Demokratieförderung, Vielfaltsgestaltung und Extremismusprävention müssen zusammen gedacht, gefördert und intersektional betrachtet werden. Nur so können diese Programme und Konzepte ihre volle Wirkung entfalten.

7. Kontinuierlicher Dialog mit der Zivilgesellschaft

Demokratieförderung zeigt sich auch durch Dialog mit der demokratischen Zivilgesellschaft auf Augenhöhe. Ein wichtiges Element des Demokratiefördergesetzes muss sein, eine regelmäßige, strukturierte und breite zivilgesellschaftliche Beteiligung (z.B. über Beteiligungsformate und einen zivilgesellschaftlicher Beirat) vorzusehen. Diese muss auch gesetzlich verankert werden.

8. Transparenz und Wertschätzung

Das vorliegende Papier enthält Leerstellen und lässt Raum für Interpretationen. Diese Fragen müssen beantwortet werden:

  • Welche konkreten Regelungsinhalte soll das zukünftige Demokratiefördergesetz enthalten und welche Auswirkungen wird es auf die Bundesprogramme haben?
  • Welche Rolle soll den Bundesländern bei der Ausführung des Gesetzes zukommen?
  • Wie soll die Bundeszentrale für politische Bildung konkret einbezogen werden?
  • Wie kann gewährleistet werden, dass die Kriterien zur Feststellung eines Bundesinteresses im Sinne des § 23 BHO transparent nachvollzogen werden können?
  • Was verbirgt sich hinter der „persönlichen und finanziellen Zuverlässigkeit“ mit Hinblick auf die Förderung kleiner Vereine und Organisationen?

Zur Wertschätzung zivilgesellschaftlicher Expertise im Rahmen von Gesetzgebungsverfahren gehört auch, dass ihnen ein für sie möglicher Zeitrahmen zur Bearbeitung von Stellungnahmen eingeräumt wird. Besonders kleineren Organisationen, die allzu oft nur ehrenamtlich strukturiert sind, ist es andernfalls kaum möglich, ihre Interessen im Rahmen des Verfahrens selbstbestimmt zu vertreten. Das bitten wir bei den weiteren Möglichkeiten zur Partizipation und Anhörung der Zivilgesellschaft zu bedenken.

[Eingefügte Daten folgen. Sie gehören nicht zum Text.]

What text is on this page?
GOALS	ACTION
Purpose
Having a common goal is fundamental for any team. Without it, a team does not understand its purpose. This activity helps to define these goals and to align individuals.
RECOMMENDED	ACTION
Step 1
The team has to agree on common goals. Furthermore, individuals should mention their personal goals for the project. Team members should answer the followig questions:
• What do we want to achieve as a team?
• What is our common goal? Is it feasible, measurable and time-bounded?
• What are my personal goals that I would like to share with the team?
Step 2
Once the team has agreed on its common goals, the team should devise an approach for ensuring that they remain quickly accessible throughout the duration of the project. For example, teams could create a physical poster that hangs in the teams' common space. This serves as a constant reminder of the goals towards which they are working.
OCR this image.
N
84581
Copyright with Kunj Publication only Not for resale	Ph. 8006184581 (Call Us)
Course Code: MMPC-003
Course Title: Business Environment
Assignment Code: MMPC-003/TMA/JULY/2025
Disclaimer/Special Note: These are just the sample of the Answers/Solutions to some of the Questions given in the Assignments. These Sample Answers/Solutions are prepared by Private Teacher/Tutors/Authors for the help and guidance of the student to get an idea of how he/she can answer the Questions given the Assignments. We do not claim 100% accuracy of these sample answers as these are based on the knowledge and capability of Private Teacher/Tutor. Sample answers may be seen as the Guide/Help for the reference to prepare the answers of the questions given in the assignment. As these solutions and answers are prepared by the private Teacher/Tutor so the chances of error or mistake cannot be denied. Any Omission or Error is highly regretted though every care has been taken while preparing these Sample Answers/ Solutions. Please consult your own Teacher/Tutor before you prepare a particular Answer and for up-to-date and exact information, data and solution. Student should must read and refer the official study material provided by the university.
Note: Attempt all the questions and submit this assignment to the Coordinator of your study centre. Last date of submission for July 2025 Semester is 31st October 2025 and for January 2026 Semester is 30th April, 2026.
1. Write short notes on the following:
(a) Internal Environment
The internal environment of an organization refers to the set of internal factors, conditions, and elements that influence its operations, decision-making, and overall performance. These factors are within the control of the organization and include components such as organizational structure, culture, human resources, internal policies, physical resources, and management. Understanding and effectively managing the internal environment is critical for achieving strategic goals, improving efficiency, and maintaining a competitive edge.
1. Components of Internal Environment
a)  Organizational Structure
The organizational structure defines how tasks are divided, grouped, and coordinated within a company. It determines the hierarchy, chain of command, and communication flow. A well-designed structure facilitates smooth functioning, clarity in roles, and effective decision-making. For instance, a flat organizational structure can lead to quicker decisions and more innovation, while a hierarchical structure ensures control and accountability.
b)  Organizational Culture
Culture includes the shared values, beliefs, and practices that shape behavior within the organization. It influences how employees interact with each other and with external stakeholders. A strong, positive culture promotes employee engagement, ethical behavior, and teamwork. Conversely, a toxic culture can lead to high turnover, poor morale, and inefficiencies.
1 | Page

Die 14 Kompetenznetzwerke und -zentren im Bundesprogramm „Demokratie leben!“ werden sich nach dem 21. März 2022 gemeinsam zu dem vorliegenden Diskussionsentwurf äußern. Der LSVD wird mit dem Bundesverband Trans*, Intergeschlechtliche Menschen e.V. und der Akademie Waldschlösschen im Rahmen des Kompetenznetzwerkes „Selbst.verständlich Vielfalt“ ebenso beteiligt sein.